Essen. . Der Streit um den Präsidenten-Posten beim Landessozialgericht nimmt kein Ende. Jetzt hat das Land einen neuen Kandidaten aus dem Hut gezaubert.

Das juristische Possenspiel um das höchste Amt der Sozialgerichtsbarkeit in NRW, die Stelle des Präsidenten am Landessozialgericht in Essen, geht in eine neue Runde. Justizminister Peter Biesenbach (CDU) und sein Ministerium haben die Kandidatenauswahl zum wiederholten Male begonnen und gleich einen neuen Favoriten präsentiert: den Vorsitzenden Richter am Bundessozialgericht (BSG) Pablo Coseriu (CDU).

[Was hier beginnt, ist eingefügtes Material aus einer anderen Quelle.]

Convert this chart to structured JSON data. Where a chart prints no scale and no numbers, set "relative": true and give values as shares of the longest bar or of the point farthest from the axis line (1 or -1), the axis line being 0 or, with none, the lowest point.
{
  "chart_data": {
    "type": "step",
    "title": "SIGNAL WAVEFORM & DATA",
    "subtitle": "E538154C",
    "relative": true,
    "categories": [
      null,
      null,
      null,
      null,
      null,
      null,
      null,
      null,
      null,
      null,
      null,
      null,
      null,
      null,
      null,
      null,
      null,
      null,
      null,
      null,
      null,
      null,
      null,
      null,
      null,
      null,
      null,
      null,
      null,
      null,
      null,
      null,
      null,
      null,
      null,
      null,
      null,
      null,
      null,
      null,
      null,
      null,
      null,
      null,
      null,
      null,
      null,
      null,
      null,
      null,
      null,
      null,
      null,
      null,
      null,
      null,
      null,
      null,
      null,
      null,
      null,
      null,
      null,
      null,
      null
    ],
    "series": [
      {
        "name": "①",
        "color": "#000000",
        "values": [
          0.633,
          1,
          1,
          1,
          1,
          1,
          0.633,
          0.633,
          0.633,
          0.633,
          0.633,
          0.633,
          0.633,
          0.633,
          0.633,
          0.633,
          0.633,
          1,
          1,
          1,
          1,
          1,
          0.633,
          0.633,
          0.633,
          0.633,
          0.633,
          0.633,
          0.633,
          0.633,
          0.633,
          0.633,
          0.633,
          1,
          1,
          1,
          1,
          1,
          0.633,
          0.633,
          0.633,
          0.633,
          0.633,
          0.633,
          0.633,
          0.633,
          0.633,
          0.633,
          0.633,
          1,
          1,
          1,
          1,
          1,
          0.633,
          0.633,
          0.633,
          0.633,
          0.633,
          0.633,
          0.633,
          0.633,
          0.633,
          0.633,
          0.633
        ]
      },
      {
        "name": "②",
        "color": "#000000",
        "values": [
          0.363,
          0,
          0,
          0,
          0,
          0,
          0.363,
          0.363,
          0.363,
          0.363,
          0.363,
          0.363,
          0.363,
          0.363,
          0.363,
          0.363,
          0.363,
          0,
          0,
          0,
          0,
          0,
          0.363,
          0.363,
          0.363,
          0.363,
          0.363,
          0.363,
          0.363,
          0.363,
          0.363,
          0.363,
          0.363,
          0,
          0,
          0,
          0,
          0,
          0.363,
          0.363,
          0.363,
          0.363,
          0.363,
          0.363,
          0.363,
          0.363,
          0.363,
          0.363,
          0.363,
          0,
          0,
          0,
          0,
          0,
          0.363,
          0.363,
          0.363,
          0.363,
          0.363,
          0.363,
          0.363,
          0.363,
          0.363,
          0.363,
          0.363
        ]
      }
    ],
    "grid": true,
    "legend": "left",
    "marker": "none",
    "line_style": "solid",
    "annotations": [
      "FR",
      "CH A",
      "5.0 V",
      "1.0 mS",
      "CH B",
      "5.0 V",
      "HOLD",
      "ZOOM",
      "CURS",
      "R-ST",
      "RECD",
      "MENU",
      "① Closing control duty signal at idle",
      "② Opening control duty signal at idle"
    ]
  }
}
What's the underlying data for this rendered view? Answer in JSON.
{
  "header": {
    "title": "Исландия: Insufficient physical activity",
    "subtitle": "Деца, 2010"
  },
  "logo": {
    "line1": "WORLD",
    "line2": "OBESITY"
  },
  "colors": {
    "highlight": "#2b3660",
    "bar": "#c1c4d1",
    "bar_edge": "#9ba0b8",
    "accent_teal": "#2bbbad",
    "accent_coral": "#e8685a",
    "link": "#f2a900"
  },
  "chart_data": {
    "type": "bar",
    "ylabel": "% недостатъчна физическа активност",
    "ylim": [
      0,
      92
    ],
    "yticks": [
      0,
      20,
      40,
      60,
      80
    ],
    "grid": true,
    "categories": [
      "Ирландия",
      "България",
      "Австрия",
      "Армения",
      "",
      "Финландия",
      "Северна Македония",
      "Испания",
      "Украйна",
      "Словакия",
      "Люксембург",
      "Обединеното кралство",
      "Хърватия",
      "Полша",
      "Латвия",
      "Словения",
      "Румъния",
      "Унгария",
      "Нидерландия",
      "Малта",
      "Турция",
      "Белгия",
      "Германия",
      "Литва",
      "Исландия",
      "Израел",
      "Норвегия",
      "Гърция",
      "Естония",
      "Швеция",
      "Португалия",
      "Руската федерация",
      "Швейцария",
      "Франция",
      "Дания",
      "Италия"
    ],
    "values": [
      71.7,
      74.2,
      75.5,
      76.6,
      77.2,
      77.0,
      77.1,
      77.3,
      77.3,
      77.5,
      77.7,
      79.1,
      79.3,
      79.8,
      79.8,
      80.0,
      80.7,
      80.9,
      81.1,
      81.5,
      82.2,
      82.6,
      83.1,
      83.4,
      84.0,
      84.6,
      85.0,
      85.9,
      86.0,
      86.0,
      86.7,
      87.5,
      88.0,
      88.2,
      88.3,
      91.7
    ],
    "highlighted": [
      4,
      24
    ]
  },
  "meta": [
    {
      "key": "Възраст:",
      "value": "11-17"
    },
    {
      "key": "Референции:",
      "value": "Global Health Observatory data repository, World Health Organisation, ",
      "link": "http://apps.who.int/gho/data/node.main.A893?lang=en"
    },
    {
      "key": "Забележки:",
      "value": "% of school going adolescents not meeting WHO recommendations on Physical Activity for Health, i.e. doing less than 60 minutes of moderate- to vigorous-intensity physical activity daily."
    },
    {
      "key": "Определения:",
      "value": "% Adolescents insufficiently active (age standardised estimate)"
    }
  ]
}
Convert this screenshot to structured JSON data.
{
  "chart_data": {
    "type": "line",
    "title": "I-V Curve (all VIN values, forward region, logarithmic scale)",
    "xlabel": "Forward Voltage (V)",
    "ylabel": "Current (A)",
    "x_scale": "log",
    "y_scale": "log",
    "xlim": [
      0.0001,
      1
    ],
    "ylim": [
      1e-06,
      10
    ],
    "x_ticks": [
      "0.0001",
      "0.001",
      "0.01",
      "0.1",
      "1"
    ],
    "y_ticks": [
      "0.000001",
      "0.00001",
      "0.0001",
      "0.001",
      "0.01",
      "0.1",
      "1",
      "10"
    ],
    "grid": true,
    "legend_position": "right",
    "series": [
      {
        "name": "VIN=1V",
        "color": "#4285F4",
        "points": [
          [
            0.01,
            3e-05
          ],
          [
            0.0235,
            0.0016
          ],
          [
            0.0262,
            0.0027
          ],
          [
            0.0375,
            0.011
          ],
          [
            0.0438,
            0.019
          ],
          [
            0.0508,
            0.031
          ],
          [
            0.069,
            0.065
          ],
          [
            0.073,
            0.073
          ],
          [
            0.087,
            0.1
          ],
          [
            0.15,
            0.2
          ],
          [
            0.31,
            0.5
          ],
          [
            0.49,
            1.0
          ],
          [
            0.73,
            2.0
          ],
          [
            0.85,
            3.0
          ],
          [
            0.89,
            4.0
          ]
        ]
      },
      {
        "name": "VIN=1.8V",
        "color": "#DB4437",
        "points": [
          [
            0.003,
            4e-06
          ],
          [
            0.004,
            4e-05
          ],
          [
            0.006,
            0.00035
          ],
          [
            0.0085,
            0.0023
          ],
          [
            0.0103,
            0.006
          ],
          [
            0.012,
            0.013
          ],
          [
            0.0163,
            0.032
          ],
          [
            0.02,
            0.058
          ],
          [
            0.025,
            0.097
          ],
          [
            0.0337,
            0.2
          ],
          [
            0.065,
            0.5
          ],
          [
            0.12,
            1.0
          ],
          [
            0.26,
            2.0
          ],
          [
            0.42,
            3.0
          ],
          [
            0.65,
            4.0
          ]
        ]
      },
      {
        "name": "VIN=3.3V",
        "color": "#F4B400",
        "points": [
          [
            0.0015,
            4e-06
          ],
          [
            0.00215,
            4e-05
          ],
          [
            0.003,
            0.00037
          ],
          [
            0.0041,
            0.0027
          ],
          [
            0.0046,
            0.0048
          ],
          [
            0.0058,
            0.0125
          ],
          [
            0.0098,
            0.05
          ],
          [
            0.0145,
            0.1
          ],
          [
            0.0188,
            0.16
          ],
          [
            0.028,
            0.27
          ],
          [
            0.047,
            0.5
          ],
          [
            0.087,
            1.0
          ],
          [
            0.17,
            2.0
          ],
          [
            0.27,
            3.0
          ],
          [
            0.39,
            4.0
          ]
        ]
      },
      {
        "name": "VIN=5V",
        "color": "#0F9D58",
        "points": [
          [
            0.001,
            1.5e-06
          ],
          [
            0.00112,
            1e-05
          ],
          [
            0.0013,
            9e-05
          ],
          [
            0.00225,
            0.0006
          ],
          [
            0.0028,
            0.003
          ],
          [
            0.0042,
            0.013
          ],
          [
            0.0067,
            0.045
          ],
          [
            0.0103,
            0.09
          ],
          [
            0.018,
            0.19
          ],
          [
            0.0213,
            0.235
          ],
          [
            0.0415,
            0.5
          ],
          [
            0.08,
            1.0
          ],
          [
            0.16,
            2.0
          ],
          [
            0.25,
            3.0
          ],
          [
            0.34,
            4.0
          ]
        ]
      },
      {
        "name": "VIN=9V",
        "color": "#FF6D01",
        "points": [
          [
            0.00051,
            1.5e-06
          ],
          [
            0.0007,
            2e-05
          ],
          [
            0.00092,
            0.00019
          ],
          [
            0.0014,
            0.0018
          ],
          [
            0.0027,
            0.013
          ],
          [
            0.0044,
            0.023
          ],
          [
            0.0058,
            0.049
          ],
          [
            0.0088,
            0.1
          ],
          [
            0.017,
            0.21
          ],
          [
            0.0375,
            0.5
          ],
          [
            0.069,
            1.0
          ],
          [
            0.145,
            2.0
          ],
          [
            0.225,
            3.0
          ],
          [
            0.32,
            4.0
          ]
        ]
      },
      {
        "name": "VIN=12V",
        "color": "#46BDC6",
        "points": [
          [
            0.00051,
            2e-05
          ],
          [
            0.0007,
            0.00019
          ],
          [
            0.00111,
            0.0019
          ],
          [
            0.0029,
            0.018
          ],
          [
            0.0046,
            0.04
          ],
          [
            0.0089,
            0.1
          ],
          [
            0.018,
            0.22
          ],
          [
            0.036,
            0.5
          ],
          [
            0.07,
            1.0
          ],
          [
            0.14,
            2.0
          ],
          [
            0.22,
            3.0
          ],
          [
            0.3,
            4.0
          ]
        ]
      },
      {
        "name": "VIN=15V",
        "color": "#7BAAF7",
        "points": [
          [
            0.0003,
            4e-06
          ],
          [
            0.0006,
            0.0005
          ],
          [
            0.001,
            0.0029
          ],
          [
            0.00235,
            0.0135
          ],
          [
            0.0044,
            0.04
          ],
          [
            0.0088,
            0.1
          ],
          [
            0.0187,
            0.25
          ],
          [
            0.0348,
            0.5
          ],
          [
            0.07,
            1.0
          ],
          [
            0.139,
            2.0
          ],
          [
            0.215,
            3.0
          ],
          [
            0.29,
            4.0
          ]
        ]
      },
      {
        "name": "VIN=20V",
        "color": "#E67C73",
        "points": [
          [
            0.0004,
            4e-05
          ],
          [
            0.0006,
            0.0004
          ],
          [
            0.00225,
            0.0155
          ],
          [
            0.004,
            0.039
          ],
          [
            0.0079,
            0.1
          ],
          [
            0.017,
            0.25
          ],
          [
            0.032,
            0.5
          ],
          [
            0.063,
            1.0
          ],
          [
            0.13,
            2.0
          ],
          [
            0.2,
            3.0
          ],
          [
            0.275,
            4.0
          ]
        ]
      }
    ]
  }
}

Doch bevor das erneute Personalgeschacher so richtig an Fahrt gewinnt, gerät es schon wieder ins Stocken. Wie das Verwaltungsgericht Gelsenkirchen verkündete, hat der langjährige Vizepräsident des Landessozialgerichts, Martin Löns, einen Eilantrag eingereicht, mit dem er den Neustart des Bewerberkarussells stoppen will. Zu einem so späten, fortgeschrittenen Zeitpunkt des langwierigen Verfahrens dürfe man die Uhr nicht wieder zurückdrehen, meint er offenkundig. Quintessenz seiner rechtlichen Wertung: Nach einer Entscheidung des Bundesverfassungsgerichts dürfe die Behörde die Auswahl „nur aus gewichtigem Grund“ neu beginnen. Im Klartext: Das Land darf das gesamte Verfahren nicht mehrfach anleiern, bis ihm jemand genehm ist.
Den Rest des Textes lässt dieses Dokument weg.